The United States fought against Mexico in what is known as the Mexican–American War. The war ended officially when the 1848 Treaty of Guadalupe Hidalgo was signed and forced onto the remnant Mexican government. It specified its major consequence, the Mexican Cession of the northern territories of Alta California and Santa Fe de Nuevo México to the United States.

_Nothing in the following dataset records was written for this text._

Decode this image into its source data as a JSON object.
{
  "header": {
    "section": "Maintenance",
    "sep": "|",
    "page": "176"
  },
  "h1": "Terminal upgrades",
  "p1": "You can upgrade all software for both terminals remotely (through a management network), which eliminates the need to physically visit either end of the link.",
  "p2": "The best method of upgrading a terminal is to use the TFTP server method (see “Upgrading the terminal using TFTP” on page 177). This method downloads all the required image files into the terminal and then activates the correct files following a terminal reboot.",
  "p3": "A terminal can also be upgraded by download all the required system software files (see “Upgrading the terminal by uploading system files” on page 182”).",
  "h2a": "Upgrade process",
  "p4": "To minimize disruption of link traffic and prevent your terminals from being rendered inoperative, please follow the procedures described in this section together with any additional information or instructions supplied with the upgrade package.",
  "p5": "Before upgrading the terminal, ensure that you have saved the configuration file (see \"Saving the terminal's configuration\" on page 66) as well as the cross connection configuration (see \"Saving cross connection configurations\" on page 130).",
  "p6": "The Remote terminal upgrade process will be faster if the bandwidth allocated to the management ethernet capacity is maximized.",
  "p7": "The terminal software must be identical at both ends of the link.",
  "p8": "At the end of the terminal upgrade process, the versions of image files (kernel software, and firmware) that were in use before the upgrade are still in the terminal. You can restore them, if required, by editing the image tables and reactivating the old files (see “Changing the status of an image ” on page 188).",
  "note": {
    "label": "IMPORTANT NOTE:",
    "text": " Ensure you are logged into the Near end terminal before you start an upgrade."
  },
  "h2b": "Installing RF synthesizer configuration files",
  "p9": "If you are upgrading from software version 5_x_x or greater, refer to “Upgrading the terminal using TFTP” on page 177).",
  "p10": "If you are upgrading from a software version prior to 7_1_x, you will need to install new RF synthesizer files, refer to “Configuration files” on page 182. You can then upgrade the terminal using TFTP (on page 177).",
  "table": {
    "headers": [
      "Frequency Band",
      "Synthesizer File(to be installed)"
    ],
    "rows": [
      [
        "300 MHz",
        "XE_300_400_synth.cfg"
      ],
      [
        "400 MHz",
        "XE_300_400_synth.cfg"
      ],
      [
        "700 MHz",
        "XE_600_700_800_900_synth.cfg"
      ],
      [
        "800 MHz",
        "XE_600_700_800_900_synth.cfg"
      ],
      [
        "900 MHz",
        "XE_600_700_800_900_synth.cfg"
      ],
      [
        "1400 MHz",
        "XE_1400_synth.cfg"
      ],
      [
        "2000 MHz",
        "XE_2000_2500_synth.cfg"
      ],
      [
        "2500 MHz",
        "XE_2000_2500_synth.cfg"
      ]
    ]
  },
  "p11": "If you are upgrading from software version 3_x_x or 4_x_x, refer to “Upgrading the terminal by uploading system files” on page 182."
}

From 1851 to 1857 the U.S. Army sent three expeditions along the 35th parallel. the company led by Lt.Edward Fitzgerald Beale built a ten foot wide wagon road known as Beale's Wagon Road. The area was known as Navajo Springs, after a spring a dozen miles northeast of Holbrook. Soon afterwards a store and saloon were established at the confluence of the Rio Puerco and Little Colorado Rivers two miles east of what was to become Holbrook, and the area became known as the Horsehead Crossing. The wagon road that Lt. Beale built became a popular immigrant trail during the 1860s and 1870s, and it was this survey which marked out for the first time a practicable highway along the 35th parallel that has been used from that day on.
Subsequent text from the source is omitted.